Inquiétudes sur l’aluminium
Plusieurs dizaines d’années en arrière, une taxe à l’importation de 6% avait été mise en place afin de protéger les producteurs d’aluminium du Vieux Continent. Mais alors pourquoi le maintien de ces droits d’importation sur l’aluminium brut n’a pas empêché le déclin structurel des fonderies, par des fermetures et désinvestissements des grands groupes producteurs ? Une partie de la réponse se trouve dans cette récente étude de l’université italienne LUISS, de Rome. Ainsi, on apprend que, depuis 2008, l’Europe aurait perdu 30% de sa capacité de production d’aluminium. « Les promesses des grands producteurs européens, par exemple en matière d’emplois, de centres de décision et de R&D, n’ont pas été tenues », regrette la Fédération des consommateurs d’aluminium en Europe (Face), qui a commandé l’étude.
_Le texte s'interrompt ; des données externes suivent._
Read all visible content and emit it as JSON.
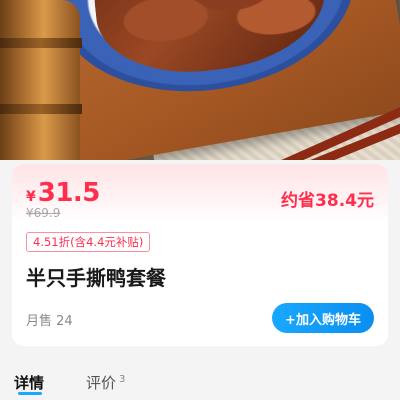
{
  "product": {
    "currency": "¥",
    "price": "31.5",
    "original_price": "¥69.9",
    "savings": "约省38.4元",
    "discount_tag": "4.51折(含4.4元补贴)",
    "title": "半只手撕鸭套餐",
    "monthly_sales": "月售 24",
    "add_to_cart_label": "+加入购物车"
  },
  "tabs": [
    {
      "label": "详情",
      "active": true
    },
    {
      "label": "评价",
      "count": "3",
      "active": false
    }
  ],
  "colors": {
    "price_red": "#ff2e4d",
    "accent_blue": "#19a8ff",
    "page_bg": "#f4f4f4"
  },
  "images": {
    "hero": "braised-duck-on-blue-plate-photo"
  }
}
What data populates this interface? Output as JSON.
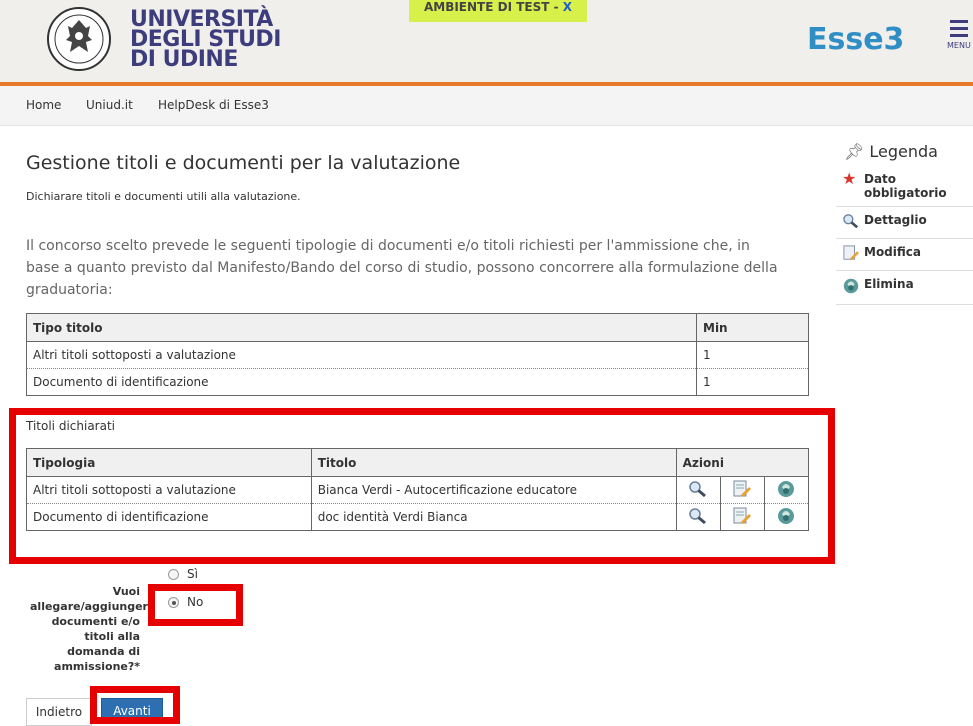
{
  "header": {
    "university_lines": [
      "UNIVERSITÀ",
      "DEGLI STUDI",
      "DI UDINE"
    ],
    "env_banner_text": "AMBIENTE DI TEST - ",
    "env_banner_x": "X",
    "app_name": "Esse3",
    "menu_label": "MENU"
  },
  "nav": {
    "links": [
      "Home",
      "Uniud.it",
      "HelpDesk di Esse3"
    ]
  },
  "main": {
    "title": "Gestione titoli e documenti per la valutazione",
    "subtitle": "Dichiarare titoli e documenti utili alla valutazione.",
    "intro": "Il concorso scelto prevede le seguenti tipologie di documenti e/o titoli richiesti per l'ammissione che, in base a quanto previsto dal Manifesto/Bando del corso di studio, possono concorrere alla formulazione della graduatoria:",
    "required_table": {
      "headers": [
        "Tipo titolo",
        "Min"
      ],
      "rows": [
        [
          "Altri titoli sottoposti a valutazione",
          "1"
        ],
        [
          "Documento di identificazione",
          "1"
        ]
      ]
    },
    "declared_label": "Titoli dichiarati",
    "declared_table": {
      "headers": [
        "Tipologia",
        "Titolo",
        "Azioni"
      ],
      "rows": [
        [
          "Altri titoli sottoposti a valutazione",
          "Bianca Verdi - Autocertificazione educatore"
        ],
        [
          "Documento di identificazione",
          "doc identità Verdi Bianca"
        ]
      ]
    }
  },
  "legend": {
    "title": "Legenda",
    "items": [
      {
        "icon": "asterisk-icon",
        "label": "Dato obbligatorio"
      },
      {
        "icon": "magnifier-icon",
        "label": "Dettaglio"
      },
      {
        "icon": "edit-icon",
        "label": "Modifica"
      },
      {
        "icon": "delete-icon",
        "label": "Elimina"
      }
    ]
  },
  "form": {
    "question": "Vuoi allegare/aggiungere documenti e/o titoli alla domanda di ammissione?*",
    "options": [
      "Sì",
      "No"
    ],
    "selected": "No",
    "back_label": "Indietro",
    "next_label": "Avanti"
  },
  "colors": {
    "header_bg": "#f1efeb",
    "accent_orange": "#e87a2b",
    "brand_blue": "#3d3d7e",
    "esse3_blue": "#2f8ec6",
    "highlight_red": "#e60000",
    "primary_button": "#2d6fb0"
  }
}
Laquelle demande aujourd’hui aux autorités européennes « de lever les droits d’importation » sur l’aluminium sous forme primaire, matière première de l’industrie.
En effet, les auteurs de ce rapport estiment que le maintien des droits d’importation sur l’aluminium brut a représenté un surcoût atteignant jusqu’à 18 milliards d’euros pour le secteur aval de l’aluminium dans l’UE, qui représente 92% des emplois et 70% du chiffre d’affaires de l’industrie européenne.
« Une telle surcharge de coûts sur une industrie à faible marge, où l’aluminium primaire représente plus de 50% des coûts de fabrication des produits semi-finis, constitue une menace pour la survie de l’industrie, composée essentiellement de milliers de PME qui souffrent déjà d’une forte concurrence internationale, notamment de la Chine », interpelle la fédération, qui représente les transformateurs européens indépendants.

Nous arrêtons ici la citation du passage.